The project focuses on developing an Image Captioning Model that generates textual descriptions for images. Leveraging Deep Learning techniques, the solution integrates a Convolutional Neural Network (CNN) for feature extraction and a Long Short-Term Memory Network (LSTM) for sequence modeling, deployed on a robust FastAPI backend for real-time predictions.
The model uses the Flickr8k dataset, consisting of 8,000 images paired with multiple captions.
Flickr8k dataset was selected due to its diversity, consisting of images paired with five unique captions each.
Pretrained DenseNet201 extracts feature embeddings.
Images are resized to 224×224, normalized, and processed in batches for efficiency.
Captions are tokenized using TensorFlow's Tokenizer.
Words are indexed, padded to uniform lengths, and transformed into sequences for compatibility with the LSTM.
DenseNet201's penultimate layer provides rich, high-dimensional image embeddings.
DenseNet has a densely connected architecture where every layer receives input from all preceding layers. This ensures maximum information flow and feature reuse, making it computationally efficient.
Sequential layers include Embedding, LSTM, and a Dense output layer.
The model employs an Additive Attention mechanism to enhance caption accuracy.
Optimized using the Adam optimizer with early stopping and learning rate reduction to prevent overfitting.
Features and captions are processed in parallel, using the extracted embeddings and tokenized sequences.
The model integrates multiple components for efficient image-to-text mapping:
DenseNet201 was used to generate embeddings of size 1×1920, representing the visual content in a high-dimensional space.
The decoder consists of:
An Embedding layer that maps integer sequences into dense vector representations.
A single-layer LSTM network with 256 units to capture sequential dependencies in the text data.
A Dense output layer with softmax activation to predict the next word in the sequence
c. Training and Optimization
Categorical crossentropy was used to evaluate how well the predicted captions match the ground truth.
The Adam optimizer was employed with a learning rate scheduler for faster convergence.
Early stopping prevented overfitting by halting training if validation performance ceased improving.

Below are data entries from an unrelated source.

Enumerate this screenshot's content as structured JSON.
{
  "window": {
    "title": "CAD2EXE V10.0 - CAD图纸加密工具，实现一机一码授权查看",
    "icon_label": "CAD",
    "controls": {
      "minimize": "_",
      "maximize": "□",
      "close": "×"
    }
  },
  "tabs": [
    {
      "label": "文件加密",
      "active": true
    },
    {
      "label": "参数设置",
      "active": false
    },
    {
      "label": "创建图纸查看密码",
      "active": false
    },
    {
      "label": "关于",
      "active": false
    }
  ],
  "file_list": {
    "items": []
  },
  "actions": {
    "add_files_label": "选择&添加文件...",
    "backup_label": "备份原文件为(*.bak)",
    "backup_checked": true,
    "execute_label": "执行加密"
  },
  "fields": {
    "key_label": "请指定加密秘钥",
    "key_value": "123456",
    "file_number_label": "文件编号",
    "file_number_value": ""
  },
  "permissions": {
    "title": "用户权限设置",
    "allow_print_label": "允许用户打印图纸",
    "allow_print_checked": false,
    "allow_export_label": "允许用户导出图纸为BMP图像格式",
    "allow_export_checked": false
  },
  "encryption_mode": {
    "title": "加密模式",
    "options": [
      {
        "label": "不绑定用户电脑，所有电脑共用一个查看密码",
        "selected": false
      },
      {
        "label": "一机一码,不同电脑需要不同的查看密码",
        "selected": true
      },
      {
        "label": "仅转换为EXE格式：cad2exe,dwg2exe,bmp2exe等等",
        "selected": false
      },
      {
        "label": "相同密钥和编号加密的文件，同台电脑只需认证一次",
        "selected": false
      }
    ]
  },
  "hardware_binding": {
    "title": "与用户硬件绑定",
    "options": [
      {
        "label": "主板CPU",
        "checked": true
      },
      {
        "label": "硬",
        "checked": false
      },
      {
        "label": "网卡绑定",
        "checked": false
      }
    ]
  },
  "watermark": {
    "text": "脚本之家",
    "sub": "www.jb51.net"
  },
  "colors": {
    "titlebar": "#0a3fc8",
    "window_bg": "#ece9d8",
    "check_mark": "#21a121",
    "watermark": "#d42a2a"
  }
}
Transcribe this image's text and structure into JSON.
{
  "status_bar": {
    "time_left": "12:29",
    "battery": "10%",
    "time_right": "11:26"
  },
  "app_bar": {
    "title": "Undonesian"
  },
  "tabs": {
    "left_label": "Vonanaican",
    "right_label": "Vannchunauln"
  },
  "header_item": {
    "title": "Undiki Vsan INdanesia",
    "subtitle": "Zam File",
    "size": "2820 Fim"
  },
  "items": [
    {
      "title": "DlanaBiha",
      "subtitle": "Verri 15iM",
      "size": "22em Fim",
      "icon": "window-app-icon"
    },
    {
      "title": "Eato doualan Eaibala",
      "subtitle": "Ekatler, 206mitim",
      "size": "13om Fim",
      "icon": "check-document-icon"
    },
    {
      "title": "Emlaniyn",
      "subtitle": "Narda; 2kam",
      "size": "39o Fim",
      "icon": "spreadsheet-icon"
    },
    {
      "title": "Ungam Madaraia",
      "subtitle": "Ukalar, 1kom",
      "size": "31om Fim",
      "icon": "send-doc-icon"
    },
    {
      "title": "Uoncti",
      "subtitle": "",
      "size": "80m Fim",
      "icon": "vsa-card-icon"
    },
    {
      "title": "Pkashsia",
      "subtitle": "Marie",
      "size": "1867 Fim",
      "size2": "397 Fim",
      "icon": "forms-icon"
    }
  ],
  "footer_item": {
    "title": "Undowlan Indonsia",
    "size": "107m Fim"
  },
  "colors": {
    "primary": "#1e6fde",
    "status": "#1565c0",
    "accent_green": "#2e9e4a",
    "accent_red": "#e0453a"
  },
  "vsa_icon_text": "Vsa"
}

Learning rate reduction on plateau ensured steady progress by reducing the learning rate when validation loss stagnated.
The model generated high-quality captions with contextual relevance. Here’s a summary:
Generated Caption Samples:
Input: An image of two children playing with a ball.
Output: "Two young boys are playing soccer on a grassy field."
CNNs like DenseNet excel at capturing spatial features in images.
LSTMs are ideal for generating sequential data, such as text captions.
Their combination enables the model to map complex visual data into coherent textual descriptions.
This project demonstrates a robust and scalable solution for image captioning, showcasing:
A well-integrated pipeline leveraging CNN-LSTM architectures for efficient image-to-text translation.
Deployment on a FastAPI server, enabling real-time inference.
Flexibility to adapt the solution for different datasets or use cases, such as assistive technology for visually impaired users.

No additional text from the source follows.